I am using Epydoc as the documentation generator for my project. It is
great in extracting the documentation, and the output looks nice (when
frames are disabled), but... I have checked the HTML output with
validating parser. And it was invalid.

I have looked into the HTML code, and although it was marked as XHTML
1.0 Transitional it was far from being any HTML (according to W3C
specifications). The code was invalid and ugly. Good example how not to
write HTML. I would be ashamed to publish such documents on my project's
page (I guess I am not the only one). So I have filled the bug report
#1039049 on the sourceforge.

Today I looked into the Epydoc code and fixed the HTML generation.
I have attached the patch to the bug report.

What the patch does:
- makes the HTML generated valid XHTML 1.0 Transitional and XHTML 1.0 Frameset,
- replaces deprecated elements (like <font/> and <center/>) with
  structural elements and/or proper style,
- replaces <b/> and <i/> (which are not recommended by W3C) with
  <strong/> and <em/> or other elements with semantics matching the
  usage (eg. <h1>). Wherever I could guess what the markup is I added
  a "class" attribute so the style of the element may be further
  changed.
- separates layout definition from predefined styles (which differ only 
  in colors) to a single string, so the same definitions are not
  repeated in css.py and may be modified in one place.
- escapes control characters in colorized regular expressions. Without
  that regexp like r'[\x00-1f]' would result with 0 byte included in the
  HTML output which is invalid and makes the rendering of the page
  inpredictable (some browser will treat the byte as EOF)

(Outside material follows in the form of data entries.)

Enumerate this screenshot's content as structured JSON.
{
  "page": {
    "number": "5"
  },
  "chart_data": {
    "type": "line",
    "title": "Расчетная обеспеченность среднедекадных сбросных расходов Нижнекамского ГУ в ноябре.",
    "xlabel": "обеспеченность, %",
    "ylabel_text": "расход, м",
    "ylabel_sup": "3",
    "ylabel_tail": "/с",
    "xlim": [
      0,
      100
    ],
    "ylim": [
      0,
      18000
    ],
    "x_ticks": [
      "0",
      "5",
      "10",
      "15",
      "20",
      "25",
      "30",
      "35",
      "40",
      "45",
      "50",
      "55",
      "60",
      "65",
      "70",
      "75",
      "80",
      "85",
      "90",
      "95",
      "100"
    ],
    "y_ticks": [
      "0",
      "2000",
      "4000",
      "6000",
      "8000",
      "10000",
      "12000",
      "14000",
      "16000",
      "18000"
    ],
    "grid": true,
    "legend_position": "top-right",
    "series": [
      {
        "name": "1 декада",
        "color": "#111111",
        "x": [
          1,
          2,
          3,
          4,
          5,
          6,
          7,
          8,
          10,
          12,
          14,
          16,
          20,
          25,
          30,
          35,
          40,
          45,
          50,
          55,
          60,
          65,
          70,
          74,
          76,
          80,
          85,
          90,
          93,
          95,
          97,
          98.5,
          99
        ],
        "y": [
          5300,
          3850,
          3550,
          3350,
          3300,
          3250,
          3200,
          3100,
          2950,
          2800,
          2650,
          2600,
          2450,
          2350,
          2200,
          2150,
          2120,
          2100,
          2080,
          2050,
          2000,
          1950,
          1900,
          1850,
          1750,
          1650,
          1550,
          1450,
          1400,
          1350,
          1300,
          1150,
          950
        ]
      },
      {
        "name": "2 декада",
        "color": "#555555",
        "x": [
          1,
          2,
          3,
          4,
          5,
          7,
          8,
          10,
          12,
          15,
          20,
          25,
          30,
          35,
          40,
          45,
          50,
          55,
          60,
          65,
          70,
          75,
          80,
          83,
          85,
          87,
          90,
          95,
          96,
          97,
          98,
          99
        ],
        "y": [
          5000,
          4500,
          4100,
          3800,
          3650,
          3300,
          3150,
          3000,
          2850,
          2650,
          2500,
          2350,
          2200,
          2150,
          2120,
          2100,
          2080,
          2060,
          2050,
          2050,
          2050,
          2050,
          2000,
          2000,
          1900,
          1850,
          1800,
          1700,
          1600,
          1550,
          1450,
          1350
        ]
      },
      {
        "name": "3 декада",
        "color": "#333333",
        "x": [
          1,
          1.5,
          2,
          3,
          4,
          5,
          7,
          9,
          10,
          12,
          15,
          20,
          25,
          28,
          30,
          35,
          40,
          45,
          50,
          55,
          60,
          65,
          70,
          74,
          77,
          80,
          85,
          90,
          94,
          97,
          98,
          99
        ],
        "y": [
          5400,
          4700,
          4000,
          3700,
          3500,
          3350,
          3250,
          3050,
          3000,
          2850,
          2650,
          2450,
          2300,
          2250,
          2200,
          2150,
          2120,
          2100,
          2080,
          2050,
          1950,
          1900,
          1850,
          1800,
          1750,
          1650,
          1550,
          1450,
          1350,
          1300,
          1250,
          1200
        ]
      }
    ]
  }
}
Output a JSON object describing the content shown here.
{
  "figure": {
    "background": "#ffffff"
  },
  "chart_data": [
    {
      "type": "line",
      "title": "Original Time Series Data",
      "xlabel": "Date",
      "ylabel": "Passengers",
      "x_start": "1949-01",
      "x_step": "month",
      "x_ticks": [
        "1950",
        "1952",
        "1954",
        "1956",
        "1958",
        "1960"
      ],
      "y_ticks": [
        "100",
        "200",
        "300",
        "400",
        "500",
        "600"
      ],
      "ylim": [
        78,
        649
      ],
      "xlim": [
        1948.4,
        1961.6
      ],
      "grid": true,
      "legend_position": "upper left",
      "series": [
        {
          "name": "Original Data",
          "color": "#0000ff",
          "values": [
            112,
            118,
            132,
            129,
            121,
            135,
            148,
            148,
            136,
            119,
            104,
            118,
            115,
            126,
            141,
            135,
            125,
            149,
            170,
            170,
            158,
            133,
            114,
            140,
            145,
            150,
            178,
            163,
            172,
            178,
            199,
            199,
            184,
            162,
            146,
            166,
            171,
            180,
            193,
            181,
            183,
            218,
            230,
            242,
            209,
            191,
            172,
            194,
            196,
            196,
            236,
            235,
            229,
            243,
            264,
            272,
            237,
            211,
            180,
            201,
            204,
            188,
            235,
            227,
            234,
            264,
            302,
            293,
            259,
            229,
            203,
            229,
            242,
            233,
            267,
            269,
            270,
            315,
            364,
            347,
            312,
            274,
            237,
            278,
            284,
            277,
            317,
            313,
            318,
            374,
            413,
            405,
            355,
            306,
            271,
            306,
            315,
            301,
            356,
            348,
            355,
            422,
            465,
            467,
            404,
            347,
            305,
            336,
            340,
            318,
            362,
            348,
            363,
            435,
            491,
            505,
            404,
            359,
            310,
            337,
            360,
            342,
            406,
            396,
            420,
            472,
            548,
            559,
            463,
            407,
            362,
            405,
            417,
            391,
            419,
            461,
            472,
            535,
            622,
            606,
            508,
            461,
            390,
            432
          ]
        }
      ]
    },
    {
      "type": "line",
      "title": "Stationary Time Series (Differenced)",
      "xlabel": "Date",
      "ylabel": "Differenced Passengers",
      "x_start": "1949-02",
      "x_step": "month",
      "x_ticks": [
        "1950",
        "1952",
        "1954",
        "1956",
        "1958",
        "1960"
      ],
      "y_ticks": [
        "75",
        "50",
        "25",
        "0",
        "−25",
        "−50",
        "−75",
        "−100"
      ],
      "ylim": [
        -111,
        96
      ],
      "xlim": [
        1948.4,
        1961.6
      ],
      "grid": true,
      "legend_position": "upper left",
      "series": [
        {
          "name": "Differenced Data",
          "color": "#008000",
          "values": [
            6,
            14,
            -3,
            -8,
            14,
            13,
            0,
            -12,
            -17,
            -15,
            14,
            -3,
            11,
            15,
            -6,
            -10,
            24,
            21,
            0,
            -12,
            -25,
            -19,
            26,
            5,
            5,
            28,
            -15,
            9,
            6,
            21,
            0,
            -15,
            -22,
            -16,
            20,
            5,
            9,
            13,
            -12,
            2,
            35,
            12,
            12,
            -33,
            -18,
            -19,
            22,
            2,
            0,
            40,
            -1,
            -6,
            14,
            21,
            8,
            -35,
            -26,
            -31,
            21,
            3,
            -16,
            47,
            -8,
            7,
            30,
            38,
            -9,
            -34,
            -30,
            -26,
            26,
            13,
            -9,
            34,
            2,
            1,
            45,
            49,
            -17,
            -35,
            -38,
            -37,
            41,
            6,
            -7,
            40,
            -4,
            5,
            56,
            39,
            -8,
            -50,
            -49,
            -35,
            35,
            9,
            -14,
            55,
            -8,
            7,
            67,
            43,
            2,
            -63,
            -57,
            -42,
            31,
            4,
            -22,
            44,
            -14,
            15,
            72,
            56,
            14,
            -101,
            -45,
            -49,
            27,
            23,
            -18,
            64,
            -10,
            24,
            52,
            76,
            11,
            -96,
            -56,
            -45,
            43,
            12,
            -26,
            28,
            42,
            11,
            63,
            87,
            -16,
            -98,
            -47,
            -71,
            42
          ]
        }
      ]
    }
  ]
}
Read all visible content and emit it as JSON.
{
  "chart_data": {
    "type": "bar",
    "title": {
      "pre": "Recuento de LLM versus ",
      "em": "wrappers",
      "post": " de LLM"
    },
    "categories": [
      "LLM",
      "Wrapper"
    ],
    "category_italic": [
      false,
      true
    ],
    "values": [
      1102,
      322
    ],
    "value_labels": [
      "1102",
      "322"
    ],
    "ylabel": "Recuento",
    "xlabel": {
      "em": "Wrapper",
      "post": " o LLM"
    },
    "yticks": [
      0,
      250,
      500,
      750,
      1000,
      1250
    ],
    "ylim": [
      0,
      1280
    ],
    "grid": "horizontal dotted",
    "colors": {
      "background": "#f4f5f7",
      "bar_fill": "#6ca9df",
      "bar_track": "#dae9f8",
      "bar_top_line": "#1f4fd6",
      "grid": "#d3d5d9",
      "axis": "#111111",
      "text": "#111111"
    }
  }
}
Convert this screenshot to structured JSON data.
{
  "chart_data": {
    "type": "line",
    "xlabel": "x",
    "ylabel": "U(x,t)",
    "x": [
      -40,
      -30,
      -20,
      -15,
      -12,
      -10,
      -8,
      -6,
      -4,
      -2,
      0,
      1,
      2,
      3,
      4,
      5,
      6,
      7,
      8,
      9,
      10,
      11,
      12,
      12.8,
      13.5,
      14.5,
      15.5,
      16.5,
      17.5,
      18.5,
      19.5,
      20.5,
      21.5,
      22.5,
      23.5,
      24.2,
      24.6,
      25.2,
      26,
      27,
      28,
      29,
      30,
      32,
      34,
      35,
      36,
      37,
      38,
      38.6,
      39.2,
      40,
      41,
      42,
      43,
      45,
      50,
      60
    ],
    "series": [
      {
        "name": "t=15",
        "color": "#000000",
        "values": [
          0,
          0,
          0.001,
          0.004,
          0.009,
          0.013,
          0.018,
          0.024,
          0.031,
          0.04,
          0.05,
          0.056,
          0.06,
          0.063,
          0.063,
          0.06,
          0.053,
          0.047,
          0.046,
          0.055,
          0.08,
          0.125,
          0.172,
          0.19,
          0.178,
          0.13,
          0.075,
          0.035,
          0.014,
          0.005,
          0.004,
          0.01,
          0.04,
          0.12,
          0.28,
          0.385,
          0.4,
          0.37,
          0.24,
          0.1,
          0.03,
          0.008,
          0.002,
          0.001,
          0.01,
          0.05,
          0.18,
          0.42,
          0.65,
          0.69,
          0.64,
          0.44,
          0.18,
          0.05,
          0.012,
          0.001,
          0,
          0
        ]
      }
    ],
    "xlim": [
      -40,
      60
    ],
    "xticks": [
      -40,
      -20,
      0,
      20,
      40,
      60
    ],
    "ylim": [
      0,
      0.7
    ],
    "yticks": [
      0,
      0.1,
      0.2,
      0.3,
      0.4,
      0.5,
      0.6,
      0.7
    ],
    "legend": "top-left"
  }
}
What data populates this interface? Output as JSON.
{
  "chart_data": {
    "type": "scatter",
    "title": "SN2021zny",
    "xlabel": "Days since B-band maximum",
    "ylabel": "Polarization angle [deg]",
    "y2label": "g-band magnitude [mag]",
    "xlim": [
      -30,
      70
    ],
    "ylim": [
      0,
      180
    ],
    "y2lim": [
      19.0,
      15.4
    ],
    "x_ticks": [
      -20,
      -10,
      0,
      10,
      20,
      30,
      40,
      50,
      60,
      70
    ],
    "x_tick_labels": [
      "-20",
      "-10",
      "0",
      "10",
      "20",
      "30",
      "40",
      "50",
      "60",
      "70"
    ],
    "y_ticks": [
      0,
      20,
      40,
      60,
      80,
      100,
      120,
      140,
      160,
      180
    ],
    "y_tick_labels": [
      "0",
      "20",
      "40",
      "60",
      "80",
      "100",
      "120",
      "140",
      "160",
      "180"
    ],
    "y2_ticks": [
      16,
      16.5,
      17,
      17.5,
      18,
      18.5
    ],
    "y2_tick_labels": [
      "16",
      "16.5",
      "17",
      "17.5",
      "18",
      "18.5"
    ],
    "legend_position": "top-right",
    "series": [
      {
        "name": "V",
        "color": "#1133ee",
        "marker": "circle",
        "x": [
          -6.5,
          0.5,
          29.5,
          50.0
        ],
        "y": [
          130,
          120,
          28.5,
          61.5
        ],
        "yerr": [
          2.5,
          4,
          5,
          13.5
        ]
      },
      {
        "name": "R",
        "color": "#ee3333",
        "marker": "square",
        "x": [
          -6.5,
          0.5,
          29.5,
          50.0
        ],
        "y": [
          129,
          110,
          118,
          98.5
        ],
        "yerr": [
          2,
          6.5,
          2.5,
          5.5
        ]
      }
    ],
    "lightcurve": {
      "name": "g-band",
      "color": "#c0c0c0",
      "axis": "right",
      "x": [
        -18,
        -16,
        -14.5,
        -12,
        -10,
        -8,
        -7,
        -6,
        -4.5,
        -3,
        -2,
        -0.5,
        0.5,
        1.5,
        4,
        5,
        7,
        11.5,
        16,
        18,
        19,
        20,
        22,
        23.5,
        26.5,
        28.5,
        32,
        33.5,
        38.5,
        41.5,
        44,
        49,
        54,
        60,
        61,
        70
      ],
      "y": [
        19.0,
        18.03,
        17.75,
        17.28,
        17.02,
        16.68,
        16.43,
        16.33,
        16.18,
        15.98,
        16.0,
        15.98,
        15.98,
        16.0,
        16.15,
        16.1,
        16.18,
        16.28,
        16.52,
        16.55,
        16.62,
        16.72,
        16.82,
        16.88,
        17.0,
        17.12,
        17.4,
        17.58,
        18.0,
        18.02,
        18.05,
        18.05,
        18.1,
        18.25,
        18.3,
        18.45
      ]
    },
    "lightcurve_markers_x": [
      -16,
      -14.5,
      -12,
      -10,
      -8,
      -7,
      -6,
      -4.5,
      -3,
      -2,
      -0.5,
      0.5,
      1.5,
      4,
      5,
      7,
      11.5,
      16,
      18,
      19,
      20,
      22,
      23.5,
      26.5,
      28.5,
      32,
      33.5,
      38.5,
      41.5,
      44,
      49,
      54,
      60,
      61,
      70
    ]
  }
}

I tried to make the generated not differ from the ones generated without
the patch. And they should not differ much in any modern
standard-compliant browser. If they do -- it is a bug (unless the look
better now, of course). If they look worse in some
non-standard-compliant, but "important" browser (read: IE), than some
hack may be needed. But there is no reason to use invalid HTML (means to
do that with valid HTML may be found in the Net).

Some more things that could be done:
- Include alternate stylesheets in the output, so they can be chosen
  while browsing the documentation. That seems easy and I will probably 
  do that soon.
- XHTML Strict generation. That would probably need much more code
  changes and removal of frames support (or making it and option).
- drop using tables for layout. Epydoc doesn't do that much, as most of
  its output are real tables.
- Unicode support. The output could be alway UTF-8. But, I guess, a lot
  of Epydoc code would have to be updated, not only the HTML generation.
  Fortunately most code documentation is English only, even in
  international projects.

I hope you will find my patch usefull and it will be applied to the
Epydoc code.

Greets,
        Jacek